I am doing ocr, saving them in a text file and extracting floating point numbers from that result. Numbers sometimes comes with $ sign, comma at the 1000th spot and can range from 0.01 to 99,999.00. It can be bigger but it covers almost all of it. My code is doing a fantastic job for the most part but always missing the single digit numbers. So if the number falls between 0.01 to 9.99 this pattern is not picking it up. It picks up everything else.
Obviously I personally don't see anything wrong with this code, so I am looking for suggestions to improve and pick up single digit numbers as well.
Here is the code. \d{1,2}? means there can be 0 or 1 occurrence of 1 or 2 digits. \ ,? means there can be 0 or 1 occurrence of a comma. \d{1,3} means there will be maximum 3, minimum 1 digit. \ . means there will be a dot. \d{2} means there will be 2 digits after that dot
That is how I interpret my pattern. I know the pattern is the issue here because tried doing other things with the same pattern with same intention of picking all the numbers, but it religiously misses all the single digit numbers as if they don't exist.

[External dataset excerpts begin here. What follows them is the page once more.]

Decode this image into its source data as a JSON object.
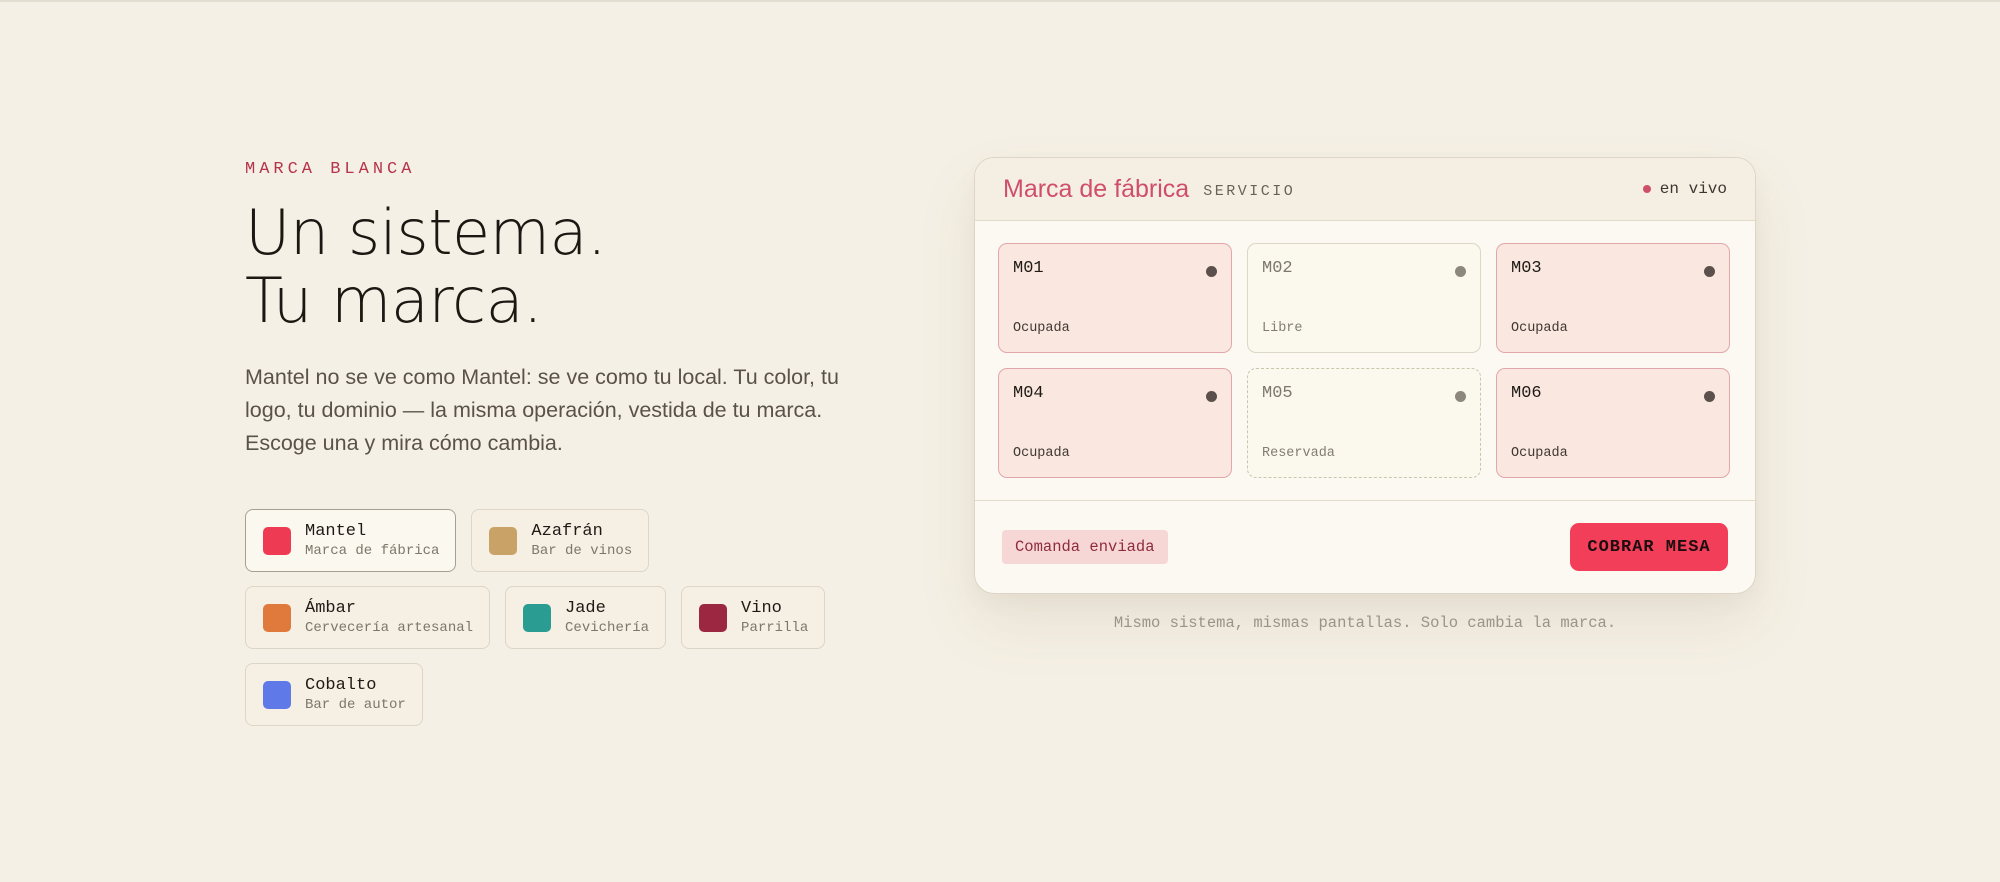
{
  "hero": {
    "eyebrow": "MARCA BLANCA",
    "headline_line1": "Un sistema.",
    "headline_line2": "Tu marca.",
    "lede": "Mantel no se ve como Mantel: se ve como tu local. Tu color, tu logo, tu dominio — la misma operación, vestida de tu marca. Escoge una y mira cómo cambia."
  },
  "brands": [
    {
      "name": "Mantel",
      "sub": "Marca de fábrica",
      "color": "#ef3a53",
      "selected": true
    },
    {
      "name": "Azafrán",
      "sub": "Bar de vinos",
      "color": "#c9a267"
    },
    {
      "name": "Ámbar",
      "sub": "Cervecería artesanal",
      "color": "#e07a3c"
    },
    {
      "name": "Jade",
      "sub": "Cevichería",
      "color": "#2a9c92"
    },
    {
      "name": "Vino",
      "sub": "Parrilla",
      "color": "#9b2840"
    },
    {
      "name": "Cobalto",
      "sub": "Bar de autor",
      "color": "#5f7ae8"
    }
  ],
  "preview": {
    "brand_title": "Marca de fábrica",
    "section": "SERVICIO",
    "live_label": "en vivo",
    "tables": [
      {
        "id": "M01",
        "status": "Ocupada"
      },
      {
        "id": "M02",
        "status": "Libre"
      },
      {
        "id": "M03",
        "status": "Ocupada"
      },
      {
        "id": "M04",
        "status": "Ocupada"
      },
      {
        "id": "M05",
        "status": "Reservada"
      },
      {
        "id": "M06",
        "status": "Ocupada"
      }
    ],
    "order_pill": "Comanda enviada",
    "cta_label": "COBRAR MESA",
    "caption": "Mismo sistema, mismas pantallas. Solo cambia la marca."
  },
  "colors": {
    "accent": "#cf4e68",
    "cta": "#f23e58",
    "background": "#f5f0e5"
  }
}
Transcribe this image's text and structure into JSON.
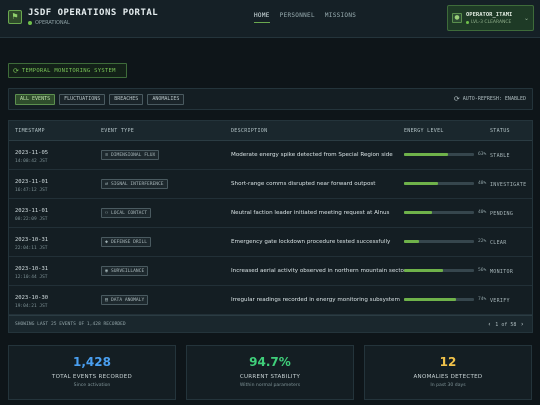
{
  "header": {
    "title": "JSDF OPERATIONS PORTAL",
    "status": "OPERATIONAL",
    "logo_icon": "shield-icon",
    "nav": [
      {
        "label": "HOME",
        "active": true
      },
      {
        "label": "PERSONNEL",
        "active": false
      },
      {
        "label": "MISSIONS",
        "active": false
      }
    ],
    "user": {
      "name": "OPERATOR_ITAMI",
      "clearance": "LVL-3 CLEARANCE",
      "avatar_icon": "user-icon",
      "chevron_icon": "chevron-down-icon"
    }
  },
  "system_badge": {
    "icon": "refresh-icon",
    "label": "TEMPORAL MONITORING SYSTEM"
  },
  "filters": {
    "buttons": [
      {
        "label": "ALL EVENTS",
        "active": true
      },
      {
        "label": "FLUCTUATIONS",
        "active": false
      },
      {
        "label": "BREACHES",
        "active": false
      },
      {
        "label": "ANOMALIES",
        "active": false
      }
    ],
    "auto_refresh": "AUTO-REFRESH: ENABLED"
  },
  "table": {
    "headers": [
      "TIMESTAMP",
      "EVENT TYPE",
      "DESCRIPTION",
      "ENERGY LEVEL",
      "STATUS"
    ],
    "rows": [
      {
        "date": "2023-11-05",
        "time": "14:08:42 JST",
        "type": "DIMENSIONAL FLUX",
        "type_icon": "chart-icon",
        "description": "Moderate energy spike detected from Special Region side",
        "energy": 63,
        "energy_label": "63%",
        "status": "STABLE"
      },
      {
        "date": "2023-11-01",
        "time": "16:47:12 JST",
        "type": "SIGNAL INTERFERENCE",
        "type_icon": "signal-icon",
        "description": "Short-range comms disrupted near forward outpost",
        "energy": 48,
        "energy_label": "48%",
        "status": "INVESTIGATE"
      },
      {
        "date": "2023-11-01",
        "time": "08:22:09 JST",
        "type": "LOCAL CONTACT",
        "type_icon": "people-icon",
        "description": "Neutral faction leader initiated meeting request at Alnus",
        "energy": 40,
        "energy_label": "40%",
        "status": "PENDING"
      },
      {
        "date": "2023-10-31",
        "time": "22:04:11 JST",
        "type": "DEFENSE DRILL",
        "type_icon": "shield-icon",
        "description": "Emergency gate lockdown procedure tested successfully",
        "energy": 22,
        "energy_label": "22%",
        "status": "CLEAR"
      },
      {
        "date": "2023-10-31",
        "time": "12:10:44 JST",
        "type": "SURVEILLANCE",
        "type_icon": "eye-icon",
        "description": "Increased aerial activity observed in northern mountain sector",
        "energy": 56,
        "energy_label": "56%",
        "status": "MONITOR"
      },
      {
        "date": "2023-10-30",
        "time": "19:04:21 JST",
        "type": "DATA ANOMALY",
        "type_icon": "database-icon",
        "description": "Irregular readings recorded in energy monitoring subsystem",
        "energy": 74,
        "energy_label": "74%",
        "status": "VERIFY"
      }
    ],
    "footer": "SHOWING LAST 25 EVENTS OF 1,428 RECORDED",
    "pagination": "1 of 58"
  },
  "stats": [
    {
      "value": "1,428",
      "label": "TOTAL EVENTS RECORDED",
      "sub": "Since activation",
      "color": "#4a9ff0"
    },
    {
      "value": "94.7%",
      "label": "CURRENT STABILITY",
      "sub": "Within normal parameters",
      "color": "#3fcf7a"
    },
    {
      "value": "12",
      "label": "ANOMALIES DETECTED",
      "sub": "In past 30 days",
      "color": "#f0c24a"
    }
  ]
}
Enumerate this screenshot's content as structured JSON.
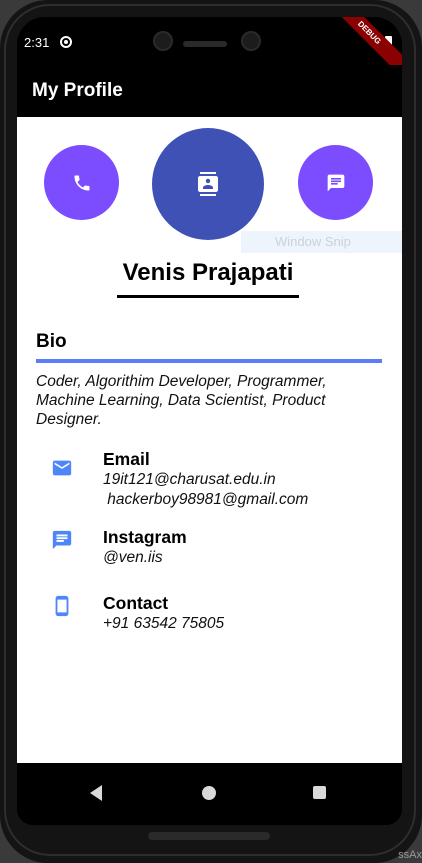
{
  "status_bar": {
    "time": "2:31",
    "debug_label": "DEBUG"
  },
  "app_bar": {
    "title": "My Profile"
  },
  "actions": [
    {
      "name": "call",
      "icon": "phone-icon"
    },
    {
      "name": "contact",
      "icon": "contact-card-icon"
    },
    {
      "name": "message",
      "icon": "chat-icon"
    }
  ],
  "overlay": {
    "window_snip": "Window Snip"
  },
  "profile": {
    "name": "Venis Prajapati"
  },
  "bio": {
    "title": "Bio",
    "text": "Coder, Algorithim Developer, Programmer, Machine Learning, Data Scientist, Product Designer."
  },
  "info": {
    "email": {
      "label": "Email",
      "values": [
        "19it121@charusat.edu.in",
        " hackerboy98981@gmail.com"
      ]
    },
    "instagram": {
      "label": "Instagram",
      "value": "@ven.iis"
    },
    "contact": {
      "label": "Contact",
      "value": "+91 63542 75805"
    }
  },
  "colors": {
    "accent_purple": "#7c4dff",
    "accent_indigo": "#3f51b5",
    "bio_rule": "#5c7cfa",
    "icon_blue": "#4f86f7"
  },
  "background": {
    "corner_text": "ssAx"
  }
}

Need to change that. Any and all suggestions are welcome. Thank you.
#extract the numbers and print them
import re
textfile = open('result.txt', 'r')
pattern = re.compile(r'\d{1,2}?\,?\d{1,3}\.\d{2}')
for line in textfile:
matches =pattern.findall(line)
print(matches)
with open("result.txt", "w") as f:
f.write(str(matches))
CodePudding user response:
\d{1,2}? does not match 0 or 1 occurrences of 1 or 2 digits; the ? simply makes the match lazy (see note below). So when you have an input of (for example) 0.01, the \d{1,2}? matches the 0 and then there is nothing for the \d{1,3} to match.
Since I presume you don't want to match something like ,123.45, you should just make the entire leading digits plus comma part optional i.e.
(?:\d{1,2},)?\d{1,3}\.\d{2}
Note If you put a capture group around \d{1,2}?, you'll see that with an input of 123.45 it matches 1 (lazy), where if you take the ? away it will match 12 (greedy). In both cases it matches at least 1 digit.
Sample python code:
import re
pattern = re.compile(r'(?:\d{1,2},)?\d{1,3}\.\d{2}')
text = '''0.01
99.34
4,234.01
1,234
23.0
99,999.99'''
for t in text.split('\n'):
print(pattern.findall(t))
Output:
['0.01']
['99.34']
['4,234.01']
[]
[]
['99,999.99']